Sometimes they come in forms that are not immediately recognizable as quadratics, and terms might need rearranging or simplifying, like in the original exercise, where elimination of fractions turned the equation into a standard quadratic form.

The discriminant is a key component in understanding the nature of solutions for quadratic equations. It is represented by \( \Delta \) and is calculated using the formula \( \Delta = b^2 - 4ac \). The value of the discriminant tells us:

• If \( \Delta > 0 \), the quadratic equation has two distinct real solutions.
• If \( \Delta = 0 \), there is exactly one real solution (or a repeated root).
• If \( \Delta < 0 \), the equation has two complex conjugate solutions.

In the exercise given, the discriminant was calculated to be \( -32 \), which is less than zero. This immediately tells us that the solutions will be complex, not real. The discriminant provides insight even before finding the exact solutions.

The quadratic formula is a powerful tool for finding the solutions of any quadratic equation. The formula is written as:\[x = \frac{-b \pm \sqrt{b^2 - 4ac}}{2a}\]This formula allows us to find the roots of the quadratic equation using substitutions of the coefficients \( a \), \( b \), and \( c \) along with the discriminant. In the exercise, the coefficients used were \( a = 1 \), \( b = 4 \), and \( c = 12 \).

By applying these in the formula, you can derive the solutions. Taking the square root of a negative number under the formula led to complex numbers, underlining the flexibility and completeness of this method in handling any quadratic function.

Complex solutions occur when the discriminant of a quadratic equation is negative, as was the case in the given exercise. Complex numbers involve the imaginary unit \( i \), where \( i^2 = -1 \), which allows for the representation of numbers like \( \sqrt{-32} \) as \( 4\sqrt{2}i \).

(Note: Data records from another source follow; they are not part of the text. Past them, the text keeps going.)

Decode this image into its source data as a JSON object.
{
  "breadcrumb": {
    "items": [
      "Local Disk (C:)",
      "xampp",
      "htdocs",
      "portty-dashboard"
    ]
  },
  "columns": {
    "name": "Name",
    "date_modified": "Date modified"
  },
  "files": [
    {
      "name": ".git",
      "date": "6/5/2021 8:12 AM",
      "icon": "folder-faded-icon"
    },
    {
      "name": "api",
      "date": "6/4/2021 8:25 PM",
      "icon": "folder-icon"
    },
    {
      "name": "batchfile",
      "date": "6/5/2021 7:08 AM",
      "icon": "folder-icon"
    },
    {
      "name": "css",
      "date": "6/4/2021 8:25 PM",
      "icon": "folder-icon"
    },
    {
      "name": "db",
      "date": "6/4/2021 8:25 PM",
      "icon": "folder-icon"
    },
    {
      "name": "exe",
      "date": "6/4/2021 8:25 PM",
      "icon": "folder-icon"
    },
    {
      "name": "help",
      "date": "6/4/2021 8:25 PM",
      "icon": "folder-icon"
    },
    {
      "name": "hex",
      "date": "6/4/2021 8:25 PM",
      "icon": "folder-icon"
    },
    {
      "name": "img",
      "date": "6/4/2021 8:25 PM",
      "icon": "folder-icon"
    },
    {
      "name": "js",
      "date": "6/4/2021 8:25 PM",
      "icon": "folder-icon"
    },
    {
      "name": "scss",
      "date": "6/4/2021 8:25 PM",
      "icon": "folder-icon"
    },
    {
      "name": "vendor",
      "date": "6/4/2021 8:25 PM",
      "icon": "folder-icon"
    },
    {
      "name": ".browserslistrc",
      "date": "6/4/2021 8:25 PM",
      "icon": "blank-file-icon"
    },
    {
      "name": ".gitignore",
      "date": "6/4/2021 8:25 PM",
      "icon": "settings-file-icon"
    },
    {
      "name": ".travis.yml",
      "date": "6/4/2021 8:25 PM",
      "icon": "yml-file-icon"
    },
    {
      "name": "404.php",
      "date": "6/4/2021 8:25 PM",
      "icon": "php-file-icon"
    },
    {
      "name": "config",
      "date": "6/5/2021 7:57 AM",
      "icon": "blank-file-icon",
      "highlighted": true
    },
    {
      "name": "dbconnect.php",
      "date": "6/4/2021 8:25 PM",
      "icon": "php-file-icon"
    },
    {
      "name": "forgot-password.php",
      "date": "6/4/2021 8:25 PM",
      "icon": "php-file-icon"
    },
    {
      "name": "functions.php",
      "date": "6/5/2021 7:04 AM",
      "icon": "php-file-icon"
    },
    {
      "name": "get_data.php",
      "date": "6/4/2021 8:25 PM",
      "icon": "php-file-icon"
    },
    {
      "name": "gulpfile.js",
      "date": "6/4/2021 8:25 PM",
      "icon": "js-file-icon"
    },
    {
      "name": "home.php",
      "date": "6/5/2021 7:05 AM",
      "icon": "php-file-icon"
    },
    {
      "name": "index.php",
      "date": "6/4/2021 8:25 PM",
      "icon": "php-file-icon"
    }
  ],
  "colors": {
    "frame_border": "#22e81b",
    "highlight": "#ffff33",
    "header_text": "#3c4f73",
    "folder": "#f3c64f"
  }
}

Complex solutions generally come in pairs of complex conjugates, such as \( -2 + 2\sqrt{2}i \) and \( -2 - 2\sqrt{2}i \). These numbers are the outputs for the quadratic formula where \( \Delta < 0 \), demonstrating that every quadratic equation has two solutions, even if they are not real. This concept of complex solutions broadens the scope of mathematics, allowing it to handle a wider range of problems.